全国の地価が18日に公示された。長崎県内では住宅地や商業地など、すべての用途で上昇していて、持ち直しの傾向が続いている。注目は「大村市」と「長崎市」だ。
長崎の地価 すべての用途で上昇
地価は国土交通省土地鑑定委員会が土地の取引価格の指標とするため、毎年、1月1日時点の1㎡当たりの価格を公示している。

長崎県内では小値賀町を除く13市7町の258地点で調査が行われ、すべての用途で変動率が1.2%と、2024年と比べ上昇幅が0.3ポイント拡大した。
住宅地や商業地は4年連続で上昇率拡大傾向
住宅地で最も高かったのは「長崎市上西山町2-22」の29万8000円。

2024年より9000円上がり、2003年以降、23年連続で県内トップだ。

商業地は「長崎市浜町3-25」が98万5000円。2024年より8000円上昇で2015年以降、11年連続で最も高くなった。
住宅地や商業地は2022年以降4年連続、工業地も2023年以降3年連続で上昇率の拡大傾向が続いていて、県内の地価は持ち直し傾向にあるとしている。
再開発が続く「大村市」と再開発一段落の「長崎市」
上位は2024年と同じだが、今回の調査で注目なのは、再開発が続く「大村市」と再開発が一段落した「長崎市」だ。

西九州新幹線の開業に伴い、通勤・通学の利便性が向上した大村市。新大村駅前にはマンションや商業施設が次々と完成し、雰囲気が変わった。さらに今は公園の整備も進められ、暮らしやすいまちへ進化を続けている。

住宅地は需要の高い状態が続いていて、変動率は3.5%と2024年より1.1ポイント高くなった。
住宅地の変動率をみると、2位は「大村市東三城町15番8」の4.4%(※4万9600円)。

3位は「大村市諏訪1丁目894番4」の4.4%(※4万5400円)。いずれも2024年より大きく順位を上げた。
また、大村市の商業地も変動率が2.9%と、2024年より1ポイント上昇。国道34号沿いの需要は高いものの、規模が大きい店舗用地の供給がない状態で、県道外環状線沿いへの需要が増えている。

一方、長崎市の商業地は、長崎スタジアムシティやアミュプラザ長崎新館の開業など競争が激化。地価はやや上昇したものの、変動率は2.3%と2024年より0.3ポイント低くなった。マンション開発の動きが鈍くなっていることが背景にある。

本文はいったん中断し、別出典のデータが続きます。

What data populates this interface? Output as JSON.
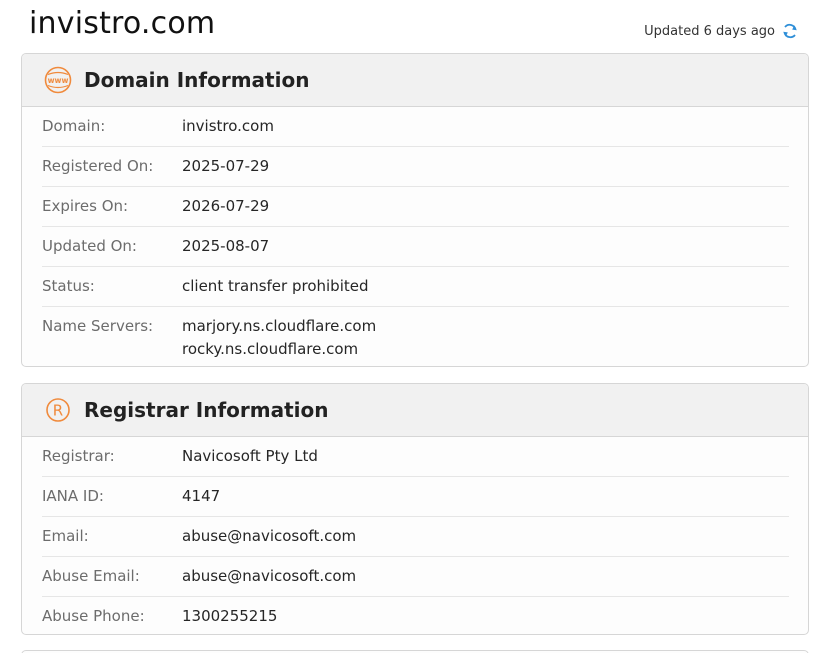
{
  "header": {
    "domain": "invistro.com",
    "updated_text": "Updated 6 days ago"
  },
  "domain_info": {
    "title": "Domain Information",
    "rows": [
      {
        "label": "Domain:",
        "value": "invistro.com"
      },
      {
        "label": "Registered On:",
        "value": "2025-07-29"
      },
      {
        "label": "Expires On:",
        "value": "2026-07-29"
      },
      {
        "label": "Updated On:",
        "value": "2025-08-07"
      },
      {
        "label": "Status:",
        "value": "client transfer prohibited"
      },
      {
        "label": "Name Servers:",
        "values": [
          "marjory.ns.cloudflare.com",
          "rocky.ns.cloudflare.com"
        ]
      }
    ]
  },
  "registrar_info": {
    "title": "Registrar Information",
    "rows": [
      {
        "label": "Registrar:",
        "value": "Navicosoft Pty Ltd"
      },
      {
        "label": "IANA ID:",
        "value": "4147"
      },
      {
        "label": "Email:",
        "value": "abuse@navicosoft.com"
      },
      {
        "label": "Abuse Email:",
        "value": "abuse@navicosoft.com"
      },
      {
        "label": "Abuse Phone:",
        "value": "1300255215"
      }
    ]
  },
  "icons": {
    "www": "www-globe-icon",
    "registered": "registered-trademark-icon",
    "refresh": "refresh-icon"
  },
  "colors": {
    "accent": "#f08a3c",
    "refresh": "#2f8fd8"
  }
}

不動産鑑定士の児島雅彦さんは「分譲単価が250万円を超えて300万円を超える物件になってきているので、長崎で買える層がかなり限られてきている。もともと長崎でやっているデベロッパーは中心部はもうほぼ今、手を出しておらず、長崎でも少しはずれか諫早、大村にシフトするとはっきり言っている」と話す。

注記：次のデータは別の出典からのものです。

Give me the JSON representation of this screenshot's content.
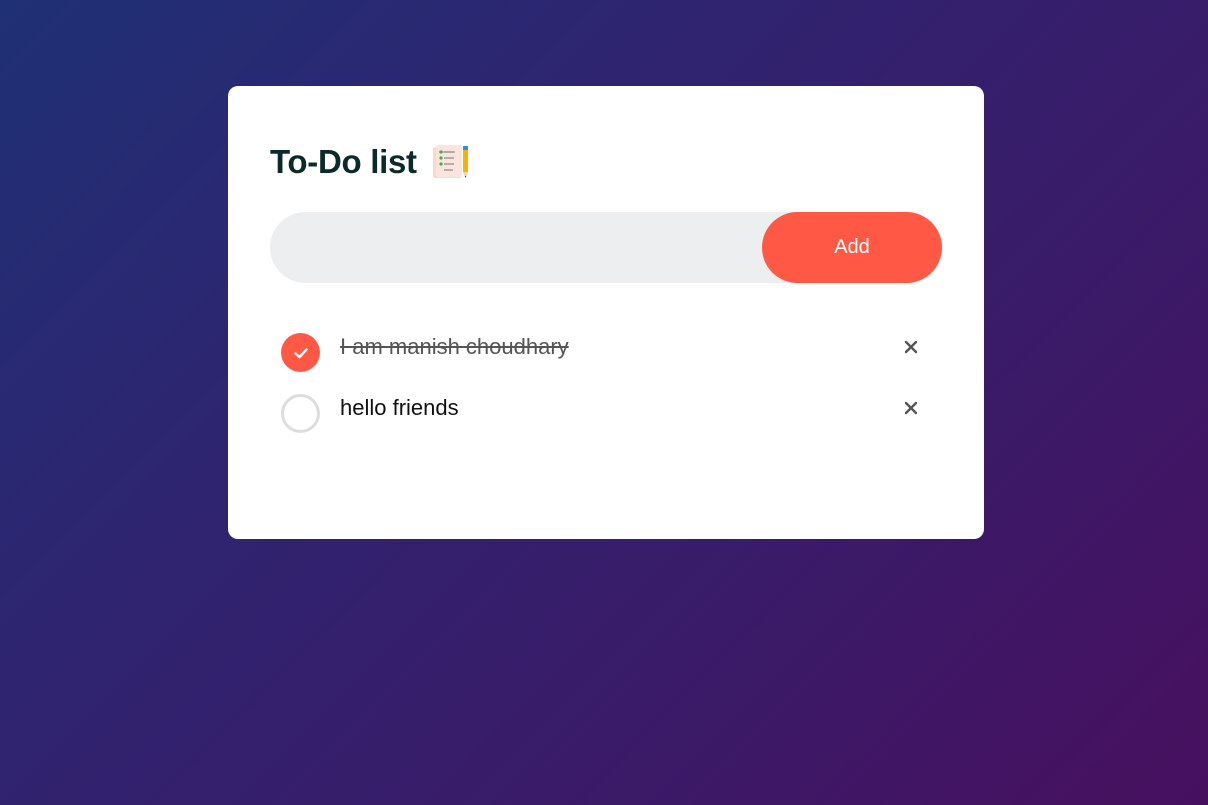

今後は、土地の価格決定権者が「マンション開発業者」から「ホテルの開発業者」に変わる可能性があるとしている。児島さんは「長崎はホテルの利回りは今でもいいので、ホテルの開発業者が買うのか、という話に移ってくるのではないかと思っている」と指摘している。

長崎市中心部のマンションは高いところで坪単価300万円。一坪は畳2畳分で、2~3LDKとなると価格の最低ラインが5000万円以上になっている。「高くて買えない」「誰が買うんだろ?」という声も聞かれるが、不動産鑑定士は「高台や郊外からの買い替え、投資目的での購入もあり、夫婦共働きの世帯や富裕層などが買っている」ということだ。
佐世保市も商業地の地価が上がり、市中心部のアーケード周辺で一部、県外資本が流入しているといわれている。